Je connais mal le milieu, mais j’imagine qu’il existe des fonds publics, des subventions, des modèles proches de celui du CNC, plus ou moins sclérosés par une bureaucratie étouffante, du copinage, de l’administratif en veux-tu en voilà, etc…
Je propose un autre système : un site marchand communiste ! Communiste au sens littéral du terme, on met tout en commun : les décisions, le site, les revenus.
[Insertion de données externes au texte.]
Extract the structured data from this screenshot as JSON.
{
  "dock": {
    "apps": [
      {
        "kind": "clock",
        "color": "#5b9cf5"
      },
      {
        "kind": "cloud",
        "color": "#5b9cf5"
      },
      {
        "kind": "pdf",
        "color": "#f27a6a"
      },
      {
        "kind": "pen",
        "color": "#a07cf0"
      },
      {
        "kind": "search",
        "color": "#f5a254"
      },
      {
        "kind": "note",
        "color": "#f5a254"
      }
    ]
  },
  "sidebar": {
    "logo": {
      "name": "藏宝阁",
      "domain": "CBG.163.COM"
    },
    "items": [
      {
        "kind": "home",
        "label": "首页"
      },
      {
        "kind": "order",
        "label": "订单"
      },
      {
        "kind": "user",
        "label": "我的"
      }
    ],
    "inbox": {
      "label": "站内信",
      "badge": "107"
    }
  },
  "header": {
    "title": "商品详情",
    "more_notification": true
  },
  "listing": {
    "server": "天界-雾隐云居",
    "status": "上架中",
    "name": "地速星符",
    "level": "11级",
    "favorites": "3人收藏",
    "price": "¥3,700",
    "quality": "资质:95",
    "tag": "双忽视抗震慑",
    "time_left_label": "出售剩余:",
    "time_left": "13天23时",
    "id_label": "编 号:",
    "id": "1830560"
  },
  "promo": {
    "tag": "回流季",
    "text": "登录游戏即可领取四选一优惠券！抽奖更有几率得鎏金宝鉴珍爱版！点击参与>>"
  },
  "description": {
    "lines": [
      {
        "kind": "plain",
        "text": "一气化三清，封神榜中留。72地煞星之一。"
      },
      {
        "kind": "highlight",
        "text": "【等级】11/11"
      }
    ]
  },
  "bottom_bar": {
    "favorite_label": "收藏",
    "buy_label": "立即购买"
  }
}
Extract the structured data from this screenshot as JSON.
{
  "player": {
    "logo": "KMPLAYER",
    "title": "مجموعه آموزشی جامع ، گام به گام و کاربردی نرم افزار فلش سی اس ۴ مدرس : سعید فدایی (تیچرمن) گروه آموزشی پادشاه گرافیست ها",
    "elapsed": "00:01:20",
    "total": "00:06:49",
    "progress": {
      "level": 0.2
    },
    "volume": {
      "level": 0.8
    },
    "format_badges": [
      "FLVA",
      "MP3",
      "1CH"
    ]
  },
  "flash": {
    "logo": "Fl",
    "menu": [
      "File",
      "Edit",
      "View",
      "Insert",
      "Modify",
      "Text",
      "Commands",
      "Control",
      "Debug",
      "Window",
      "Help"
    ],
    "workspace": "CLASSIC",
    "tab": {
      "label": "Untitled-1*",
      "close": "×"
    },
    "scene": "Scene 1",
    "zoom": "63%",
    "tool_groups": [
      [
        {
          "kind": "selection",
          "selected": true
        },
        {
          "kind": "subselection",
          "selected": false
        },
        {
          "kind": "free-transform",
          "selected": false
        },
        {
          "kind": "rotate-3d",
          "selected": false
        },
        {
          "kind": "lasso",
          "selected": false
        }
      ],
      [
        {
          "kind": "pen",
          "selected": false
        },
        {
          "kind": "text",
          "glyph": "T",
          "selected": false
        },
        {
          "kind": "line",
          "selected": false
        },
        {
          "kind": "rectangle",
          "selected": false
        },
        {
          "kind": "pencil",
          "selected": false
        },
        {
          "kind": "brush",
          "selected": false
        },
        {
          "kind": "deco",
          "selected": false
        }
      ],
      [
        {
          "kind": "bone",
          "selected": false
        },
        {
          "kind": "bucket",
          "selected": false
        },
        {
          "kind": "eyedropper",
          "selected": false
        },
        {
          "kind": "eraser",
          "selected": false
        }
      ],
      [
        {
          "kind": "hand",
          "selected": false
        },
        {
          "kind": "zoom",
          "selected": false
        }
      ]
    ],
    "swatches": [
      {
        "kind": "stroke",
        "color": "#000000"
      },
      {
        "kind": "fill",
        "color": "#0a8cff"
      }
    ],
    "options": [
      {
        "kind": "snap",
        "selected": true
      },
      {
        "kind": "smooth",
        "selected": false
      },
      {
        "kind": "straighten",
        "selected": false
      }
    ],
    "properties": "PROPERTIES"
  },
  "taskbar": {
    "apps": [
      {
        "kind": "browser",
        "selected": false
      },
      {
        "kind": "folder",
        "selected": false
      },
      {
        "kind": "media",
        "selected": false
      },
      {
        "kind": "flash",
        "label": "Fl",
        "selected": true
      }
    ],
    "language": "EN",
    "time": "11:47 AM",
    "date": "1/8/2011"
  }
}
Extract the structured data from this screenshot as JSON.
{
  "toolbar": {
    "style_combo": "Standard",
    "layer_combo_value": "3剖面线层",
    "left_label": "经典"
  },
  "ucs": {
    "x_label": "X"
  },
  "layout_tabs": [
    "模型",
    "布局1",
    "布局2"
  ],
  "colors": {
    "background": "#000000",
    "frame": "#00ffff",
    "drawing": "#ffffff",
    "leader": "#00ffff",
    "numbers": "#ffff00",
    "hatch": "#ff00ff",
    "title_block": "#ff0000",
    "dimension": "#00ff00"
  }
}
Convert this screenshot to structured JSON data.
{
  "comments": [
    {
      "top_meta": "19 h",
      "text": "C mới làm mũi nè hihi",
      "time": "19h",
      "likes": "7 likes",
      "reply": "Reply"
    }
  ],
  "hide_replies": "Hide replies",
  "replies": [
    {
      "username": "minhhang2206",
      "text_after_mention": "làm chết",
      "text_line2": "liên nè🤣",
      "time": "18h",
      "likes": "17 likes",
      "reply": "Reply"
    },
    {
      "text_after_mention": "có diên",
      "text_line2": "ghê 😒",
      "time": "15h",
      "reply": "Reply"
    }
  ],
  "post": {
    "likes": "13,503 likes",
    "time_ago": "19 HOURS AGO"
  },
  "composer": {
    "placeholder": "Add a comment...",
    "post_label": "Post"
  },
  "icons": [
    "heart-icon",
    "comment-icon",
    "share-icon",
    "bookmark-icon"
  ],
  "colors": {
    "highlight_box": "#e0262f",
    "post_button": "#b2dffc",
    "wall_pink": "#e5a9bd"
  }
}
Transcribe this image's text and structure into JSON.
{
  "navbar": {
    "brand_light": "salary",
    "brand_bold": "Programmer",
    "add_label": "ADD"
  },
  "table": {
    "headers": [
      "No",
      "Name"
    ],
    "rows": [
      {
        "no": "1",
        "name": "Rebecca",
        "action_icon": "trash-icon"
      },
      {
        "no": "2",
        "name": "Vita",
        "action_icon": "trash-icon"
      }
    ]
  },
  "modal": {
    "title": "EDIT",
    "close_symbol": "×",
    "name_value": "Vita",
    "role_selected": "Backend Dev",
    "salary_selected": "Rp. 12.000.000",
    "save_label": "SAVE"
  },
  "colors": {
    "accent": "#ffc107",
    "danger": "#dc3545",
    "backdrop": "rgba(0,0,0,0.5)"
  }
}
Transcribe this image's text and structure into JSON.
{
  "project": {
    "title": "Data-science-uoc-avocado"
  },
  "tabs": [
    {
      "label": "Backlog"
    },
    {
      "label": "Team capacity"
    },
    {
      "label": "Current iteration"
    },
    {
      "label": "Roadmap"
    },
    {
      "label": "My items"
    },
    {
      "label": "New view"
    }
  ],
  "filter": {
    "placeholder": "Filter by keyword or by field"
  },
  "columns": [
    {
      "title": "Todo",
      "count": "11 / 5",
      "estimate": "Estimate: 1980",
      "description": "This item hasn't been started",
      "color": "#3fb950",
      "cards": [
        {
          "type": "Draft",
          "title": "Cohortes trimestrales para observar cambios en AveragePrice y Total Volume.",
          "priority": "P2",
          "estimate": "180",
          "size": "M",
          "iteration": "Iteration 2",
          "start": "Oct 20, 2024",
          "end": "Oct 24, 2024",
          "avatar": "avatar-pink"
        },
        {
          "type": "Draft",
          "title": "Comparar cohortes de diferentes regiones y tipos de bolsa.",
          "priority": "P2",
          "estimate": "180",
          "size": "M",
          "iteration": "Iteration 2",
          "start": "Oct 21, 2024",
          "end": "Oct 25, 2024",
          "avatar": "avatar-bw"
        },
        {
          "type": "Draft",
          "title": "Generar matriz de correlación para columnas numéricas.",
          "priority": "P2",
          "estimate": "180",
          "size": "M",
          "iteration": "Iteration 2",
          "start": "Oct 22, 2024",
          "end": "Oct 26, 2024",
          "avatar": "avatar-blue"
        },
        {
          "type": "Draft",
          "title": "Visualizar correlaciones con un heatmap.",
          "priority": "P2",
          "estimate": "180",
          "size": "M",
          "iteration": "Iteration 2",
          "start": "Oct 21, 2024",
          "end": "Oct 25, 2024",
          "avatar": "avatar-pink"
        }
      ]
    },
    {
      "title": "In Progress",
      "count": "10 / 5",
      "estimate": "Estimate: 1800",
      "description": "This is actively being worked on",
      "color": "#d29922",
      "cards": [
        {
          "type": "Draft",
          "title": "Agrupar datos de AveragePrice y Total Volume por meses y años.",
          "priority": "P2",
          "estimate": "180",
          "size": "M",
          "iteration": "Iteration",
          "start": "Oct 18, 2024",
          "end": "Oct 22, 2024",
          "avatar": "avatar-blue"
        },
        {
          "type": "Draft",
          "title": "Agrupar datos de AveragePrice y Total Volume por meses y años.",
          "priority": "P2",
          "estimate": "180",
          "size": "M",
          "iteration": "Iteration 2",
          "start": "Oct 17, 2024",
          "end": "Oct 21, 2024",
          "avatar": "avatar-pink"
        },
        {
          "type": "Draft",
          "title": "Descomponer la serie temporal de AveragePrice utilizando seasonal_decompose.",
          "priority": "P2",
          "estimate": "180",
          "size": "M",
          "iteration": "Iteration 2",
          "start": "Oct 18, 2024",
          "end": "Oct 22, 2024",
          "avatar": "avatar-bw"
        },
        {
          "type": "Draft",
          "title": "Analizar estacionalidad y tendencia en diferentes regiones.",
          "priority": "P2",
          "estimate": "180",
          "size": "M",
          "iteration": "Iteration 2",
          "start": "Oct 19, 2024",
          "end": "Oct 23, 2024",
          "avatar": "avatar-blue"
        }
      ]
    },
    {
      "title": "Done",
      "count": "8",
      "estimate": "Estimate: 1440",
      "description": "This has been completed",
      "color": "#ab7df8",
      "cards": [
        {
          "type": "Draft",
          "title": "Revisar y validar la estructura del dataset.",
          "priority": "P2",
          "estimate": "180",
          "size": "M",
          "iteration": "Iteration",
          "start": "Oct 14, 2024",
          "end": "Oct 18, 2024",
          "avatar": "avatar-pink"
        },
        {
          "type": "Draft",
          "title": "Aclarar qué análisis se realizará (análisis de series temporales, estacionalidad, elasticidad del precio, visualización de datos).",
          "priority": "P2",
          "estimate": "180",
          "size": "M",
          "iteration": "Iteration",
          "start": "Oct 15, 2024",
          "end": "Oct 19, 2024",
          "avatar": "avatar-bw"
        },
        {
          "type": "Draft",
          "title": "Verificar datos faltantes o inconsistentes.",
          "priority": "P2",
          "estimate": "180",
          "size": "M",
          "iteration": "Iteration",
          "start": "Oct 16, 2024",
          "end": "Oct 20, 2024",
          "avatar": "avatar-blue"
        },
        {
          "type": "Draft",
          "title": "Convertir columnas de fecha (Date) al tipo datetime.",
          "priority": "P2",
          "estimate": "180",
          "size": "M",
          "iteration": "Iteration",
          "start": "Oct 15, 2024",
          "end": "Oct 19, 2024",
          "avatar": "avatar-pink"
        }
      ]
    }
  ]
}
L’idée serait la suivante :
1) Les artistes soumettent leurs œuvres (tableau, romans, albums, tabourets…) sur le site, sans en définir le prix : ils renseignent à la place la « quantité de travail » qui aura été nécessaire à la réalisation de l’œuvre
2) La plateforme, gérée par les artistes membres, valide les œuvres et les vend à un prix défini démocratiquement en fonction de différents paramètres (temps de travail, pièce unique ou non, suggestion du créateur, etc…)
3) Lorsqu’une œuvre est vendue, l’argent n’est pas directement transféré au vendeur. Un pourcentage (80% par exemple) du prix de vente est redirigé vers une caisse commune
4) La caisse commune finance la maintenance du site et les artistes, non pas à hauteur de leurs ventes, mais à hauteur de leur temps de travail
5) Les œuvres les moins vendues sont celles qui seront les plus mises en avant sur le site, pas de possibilité de référencer / sponsoriser une œuvre
Exemple :
– Roger, Karim, Lucie, Fatou et Albert ont tous passé 1 journée à réaliser une œuvre qu’ils ont mis à disposition sur la plateforme
– Karim a écrit un roman que le public adore et qui génère 6250€ de vente
– Roger, Lucie, Fatou et Albert ont peint de supers tableaux, mais personne n’en veut : ils génèrent 0€ de vente (la honte)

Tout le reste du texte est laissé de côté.